Martin Luther King und seine Bürgerrechtsbewegung SCLC versuchen, die Regierung zur Verabschiedung eines neuen Wahlrechtsgesetzes zu bringen. In Selma, Alabama, soll hierfür Druck aufgebaut werden.
Herzlich Willkommen zu Lebensliturgien, Staffel 8, Gerechtigkeit ströme wie Wasser. In dieser Staffel begegnen wir dem Leben und den Worten von Martin Luther King: gewaltloser Widerstandskämpfer, Bürgerrechtler, Friedensnobelpreisträger und Pastor. Martin Luther King hatte ein besonderes Gespür für Gottes gerechtigkeitsliebendes Herz, eine klare Berufung von Gott und: er hatte den Mut, sich mit unermüdlicher Ausdauer für Gerechtigkeit, Gleichheit und Würde aller Menschen einzusetzen – koste es, was es wolle. Möge Gott uns mit seinem guten Geist leiten.
Zu Beginn meines Betens lege ich zur Seite, was mich beschäftigt und lasse es ruhig werden in mir.
Ich sammle meine Gedanken und atme langsam und bewusst.
Gewiss: Gott fordert eine ganze Menge, ruft uns ins Tun des Gerechten.

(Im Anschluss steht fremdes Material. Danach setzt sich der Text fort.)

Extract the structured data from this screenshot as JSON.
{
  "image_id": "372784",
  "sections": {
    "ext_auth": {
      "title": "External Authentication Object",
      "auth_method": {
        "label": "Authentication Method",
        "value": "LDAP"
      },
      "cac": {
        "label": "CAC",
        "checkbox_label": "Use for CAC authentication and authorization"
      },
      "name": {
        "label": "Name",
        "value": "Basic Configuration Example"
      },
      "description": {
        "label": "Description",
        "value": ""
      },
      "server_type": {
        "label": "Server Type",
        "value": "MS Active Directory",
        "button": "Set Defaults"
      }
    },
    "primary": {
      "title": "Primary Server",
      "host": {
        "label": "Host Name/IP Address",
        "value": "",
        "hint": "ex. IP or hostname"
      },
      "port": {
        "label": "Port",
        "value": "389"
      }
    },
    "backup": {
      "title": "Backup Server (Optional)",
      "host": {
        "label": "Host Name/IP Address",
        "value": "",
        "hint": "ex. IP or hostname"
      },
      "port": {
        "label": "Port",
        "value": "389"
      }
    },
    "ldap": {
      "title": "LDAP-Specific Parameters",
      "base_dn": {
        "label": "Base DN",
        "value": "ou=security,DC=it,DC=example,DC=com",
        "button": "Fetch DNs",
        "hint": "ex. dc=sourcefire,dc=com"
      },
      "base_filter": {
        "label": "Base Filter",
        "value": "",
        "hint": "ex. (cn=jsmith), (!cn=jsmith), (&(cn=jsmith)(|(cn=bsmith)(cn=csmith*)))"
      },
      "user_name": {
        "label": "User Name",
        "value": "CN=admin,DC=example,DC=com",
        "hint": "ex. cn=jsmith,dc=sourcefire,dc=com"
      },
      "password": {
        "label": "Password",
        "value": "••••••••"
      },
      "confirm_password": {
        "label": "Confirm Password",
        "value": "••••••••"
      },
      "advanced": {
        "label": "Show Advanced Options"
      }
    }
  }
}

Davor aber beschenkt er uns. Lässt uns ruhen. Und rüstet uns aus mit seinem Geist. In der Stille bete ich: „Komm, Heiliger Geist.“
Wir hören Worte aus Jesaja 58, Psalm 34 und Lukas 6:
Gott spricht: Ein frommes Leben, das mir gefällt, sieht so aus: Löst die Fesseln der Ungerechtigkeit! Knotet alle Jochstricke auf! Schafft jede Art von Unterdrückung ab! Lasst ab vom Bösen und tut Gutes; sucht Frieden und jagt ihm nach! Liebt eure Feinde und tut wohl denen, die euch hassen. Segnet, die euch verfluchen und betet für die, die euch beleidigen.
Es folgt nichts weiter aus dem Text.